# 2ft by 1ft glass tank? suitable for hammies/gerbils?



## WeimyLady (Jan 3, 2010)

I have decided to tank down one of my fish tanks because I can't stop the water going green, plus I only have a few fish in there anyway and it generally looks not very nice. So, I thought about putting something else in there -- namely a new hamster, or perhaps a pair of gerbils. It is 2ft wide and 1ft across. Is this big enough? in the past I have always used a traditional cage. When my last hamster died about 6 months ago, he was in a 3 story Duna Fun cage. The Duna Fun is sold as a 2 tier cage, but I added an extra level. I love this cage, but it takes up a LOT of space so would rather not get it out again. Thus I had the fish tank idea. My concern though is that it would not be big enough? although I was thinking about making some shelves some how.

Any thoughts? my other option would be a baby cornsnake, but I'd have to upgrade the viv eventually as it grew. Or a leopard gecko or two, who should be ok in a 2 footer for life.


----------



## niki87 (Nov 18, 2009)

If i'm honest I would say it is a little too small for hamsters and gerbils. Poosibly for baby robo hamsters but I would personally go no smaller than a 3ft tank for that is te#heir only running space. 2ft is OK if it is a cage with many levels.

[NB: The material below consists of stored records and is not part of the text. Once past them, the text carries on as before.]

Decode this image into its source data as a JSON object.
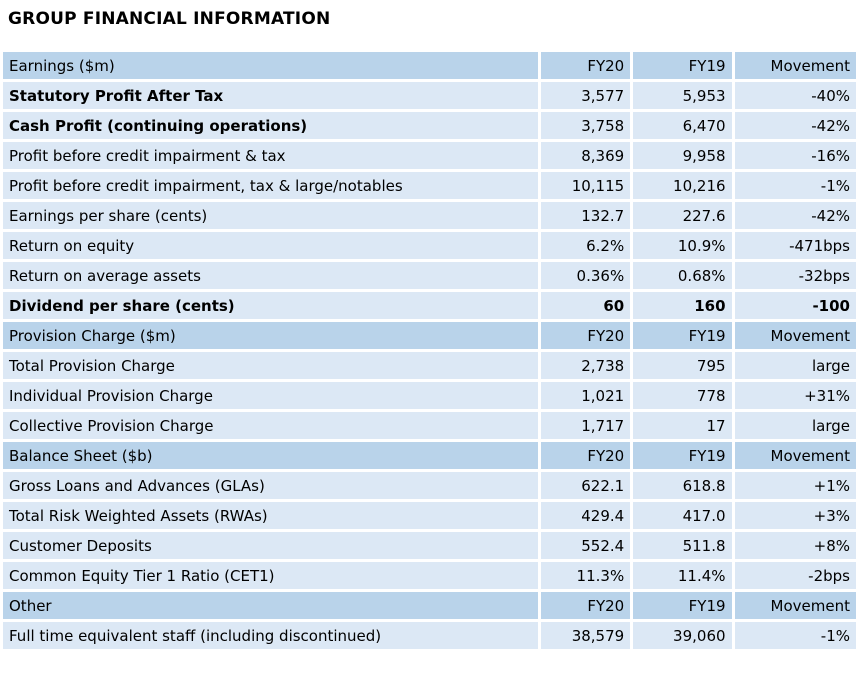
{
  "page_title": "GROUP FINANCIAL INFORMATION",
  "colors": {
    "section_header_bg": "#b9d3ea",
    "data_row_bg": "#dce8f5",
    "text": "#000000",
    "background": "#ffffff"
  },
  "table": {
    "sections": [
      {
        "name": "Earnings ($m)",
        "columns": [
          "FY20",
          "FY19",
          "Movement"
        ],
        "rows": [
          {
            "label": "Statutory Profit After Tax",
            "fy20": "3,577",
            "fy19": "5,953",
            "movement": "-40%",
            "bold_label": true,
            "bold_values": false,
            "indent": false
          },
          {
            "label": "Cash Profit (continuing operations)",
            "fy20": "3,758",
            "fy19": "6,470",
            "movement": "-42%",
            "bold_label": true,
            "bold_values": false,
            "indent": false
          },
          {
            "label": "Profit before credit impairment & tax",
            "fy20": "8,369",
            "fy19": "9,958",
            "movement": "-16%",
            "bold_label": false,
            "bold_values": false,
            "indent": true
          },
          {
            "label": "Profit before credit impairment, tax & large/notables",
            "fy20": "10,115",
            "fy19": "10,216",
            "movement": "-1%",
            "bold_label": false,
            "bold_values": false,
            "indent": true
          },
          {
            "label": "Earnings per share (cents)",
            "fy20": "132.7",
            "fy19": "227.6",
            "movement": "-42%",
            "bold_label": false,
            "bold_values": false,
            "indent": true
          },
          {
            "label": "Return on equity",
            "fy20": "6.2%",
            "fy19": "10.9%",
            "movement": "-471bps",
            "bold_label": false,
            "bold_values": false,
            "indent": true
          },
          {
            "label": "Return on average assets",
            "fy20": "0.36%",
            "fy19": "0.68%",
            "movement": "-32bps",
            "bold_label": false,
            "bold_values": false,
            "indent": true
          },
          {
            "label": "Dividend per share (cents)",
            "fy20": "60",
            "fy19": "160",
            "movement": "-100",
            "bold_label": true,
            "bold_values": true,
            "indent": false
          }
        ]
      },
      {
        "name": "Provision Charge ($m)",
        "columns": [
          "FY20",
          "FY19",
          "Movement"
        ],
        "rows": [
          {
            "label": "Total Provision Charge",
            "fy20": "2,738",
            "fy19": "795",
            "movement": "large",
            "bold_label": false,
            "bold_values": false,
            "indent": false
          },
          {
            "label": "Individual Provision Charge",
            "fy20": "1,021",
            "fy19": "778",
            "movement": "+31%",
            "bold_label": false,
            "bold_values": false,
            "indent": false
          },
          {
            "label": "Collective Provision Charge",
            "fy20": "1,717",
            "fy19": "17",
            "movement": "large",
            "bold_label": false,
            "bold_values": false,
            "indent": false
          }
        ]
      },
      {
        "name": "Balance Sheet ($b)",
        "columns": [
          "FY20",
          "FY19",
          "Movement"
        ],
        "rows": [
          {
            "label": "Gross Loans and Advances (GLAs)",
            "fy20": "622.1",
            "fy19": "618.8",
            "movement": "+1%",
            "bold_label": false,
            "bold_values": false,
            "indent": false
          },
          {
            "label": "Total Risk Weighted Assets (RWAs)",
            "fy20": "429.4",
            "fy19": "417.0",
            "movement": "+3%",
            "bold_label": false,
            "bold_values": false,
            "indent": false
          },
          {
            "label": "Customer Deposits",
            "fy20": "552.4",
            "fy19": "511.8",
            "movement": "+8%",
            "bold_label": false,
            "bold_values": false,
            "indent": false
          },
          {
            "label": "Common Equity Tier 1 Ratio (CET1)",
            "fy20": "11.3%",
            "fy19": "11.4%",
            "movement": "-2bps",
            "bold_label": false,
            "bold_values": false,
            "indent": false
          }
        ]
      },
      {
        "name": "Other",
        "columns": [
          "FY20",
          "FY19",
          "Movement"
        ],
        "rows": [
          {
            "label": "Full time equivalent staff (including discontinued)",
            "fy20": "38,579",
            "fy19": "39,060",
            "movement": "-1%",
            "bold_label": false,
            "bold_values": false,
            "indent": false
          }
        ]
      }
    ]
  }
}
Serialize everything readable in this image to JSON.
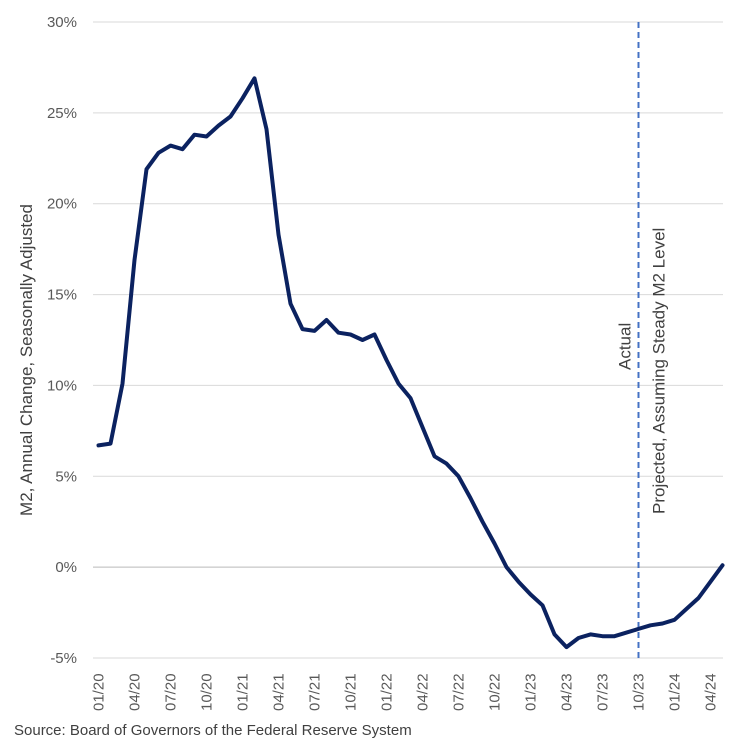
{
  "chart_data": {
    "type": "line",
    "ylabel": "M2, Annual Change, Seasonally Adjusted",
    "ylim": [
      -5,
      30
    ],
    "ytick_values": [
      30,
      25,
      20,
      15,
      10,
      5,
      0,
      -5
    ],
    "ytick_labels": [
      "30%",
      "25%",
      "20%",
      "15%",
      "10%",
      "5%",
      "0%",
      "-5%"
    ],
    "x_tick_labels": [
      "01/20",
      "04/20",
      "07/20",
      "10/20",
      "01/21",
      "04/21",
      "07/21",
      "10/21",
      "01/22",
      "04/22",
      "07/22",
      "10/22",
      "01/23",
      "04/23",
      "07/23",
      "10/23",
      "01/24",
      "04/24"
    ],
    "series": [
      {
        "name": "M2 annual change",
        "color": "#0b2260",
        "values": [
          6.7,
          6.8,
          10.1,
          16.9,
          21.9,
          22.8,
          23.2,
          23.0,
          23.8,
          23.7,
          24.3,
          24.8,
          25.8,
          26.9,
          24.1,
          18.3,
          14.5,
          13.1,
          13.0,
          13.6,
          12.9,
          12.8,
          12.5,
          12.8,
          11.4,
          10.1,
          9.3,
          7.7,
          6.1,
          5.7,
          5.0,
          3.8,
          2.5,
          1.3,
          0.0,
          -0.8,
          -1.5,
          -2.1,
          -3.7,
          -4.4,
          -3.9,
          -3.7,
          -3.8,
          -3.8,
          -3.6,
          -3.4,
          -3.2,
          -3.1,
          -2.9,
          -2.3,
          -1.7,
          -0.8,
          0.1
        ]
      }
    ],
    "divider": {
      "after_label": "10/23",
      "color": "#4472c4",
      "left_label": "Actual",
      "right_label": "Projected, Assuming Steady M2 Level"
    },
    "source": "Source: Board of Governors of the Federal Reserve System"
  }
}
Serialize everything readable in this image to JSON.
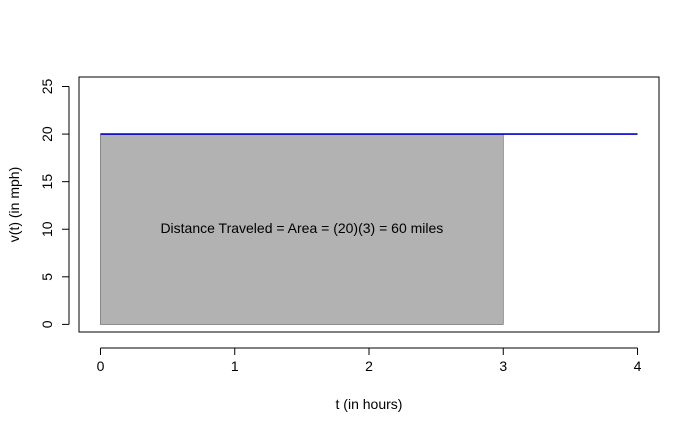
{
  "chart_data": {
    "type": "line",
    "xlabel": "t (in hours)",
    "ylabel": "v(t) (in mph)",
    "xlim": [
      -0.16,
      4.16
    ],
    "ylim": [
      -0.8,
      26
    ],
    "x_ticks": [
      0,
      1,
      2,
      3,
      4
    ],
    "y_ticks": [
      0,
      5,
      10,
      15,
      20,
      25
    ],
    "series": [
      {
        "x": [
          0,
          4
        ],
        "y": [
          20,
          20
        ],
        "color": "#0000cc"
      }
    ],
    "shaded_region": {
      "x_from": 0,
      "x_to": 3,
      "y_from": 0,
      "y_to": 20,
      "color": "#b2b2b2"
    },
    "annotation": {
      "text": "Distance Traveled = Area = (20)(3) = 60 miles",
      "x": 1.5,
      "y": 10
    },
    "grid": false,
    "legend": "none"
  }
}
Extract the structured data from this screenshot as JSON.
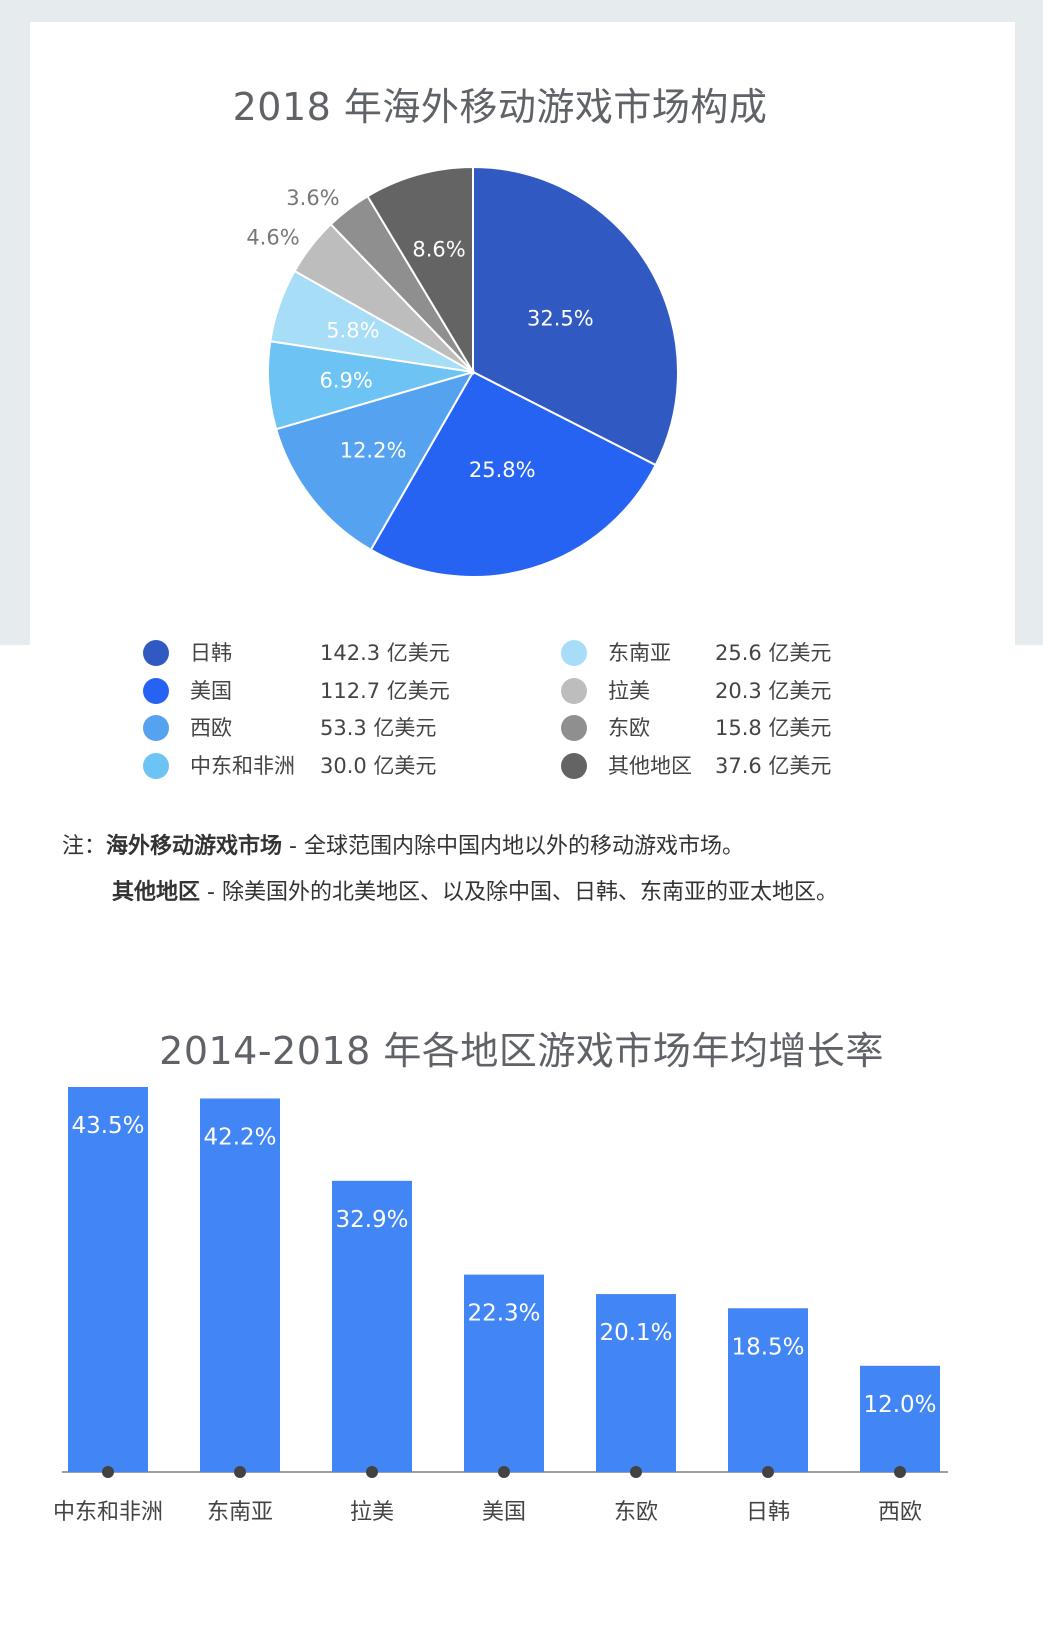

No idea on cornsnakes etc lol.


----------



## myzoo (Jan 13, 2010)

i personnly think its a bit small and tbh think that tanks arnt that good anyway dut to poor air circulation.
but if you do decide to use it you could make like a extra section from a wired cage bit like gerbilariums like these gerbilarium - Google Search would be better than just a tank. good luck


----------



## WeimyLady (Jan 3, 2010)

niki87 said:


> If i'm honest I would say it is a little too small for hamsters and gerbils. Poosibly for baby robo hamsters but I would personally go no smaller than a 3ft tank for that is te#heir only running space. 2ft is OK if it is a cage with many levels.
> 
> No idea on cornsnakes etc lol.


I could put shelves in and there would be room for a full size Syrian wheel, as it is quite a tall tank.


----------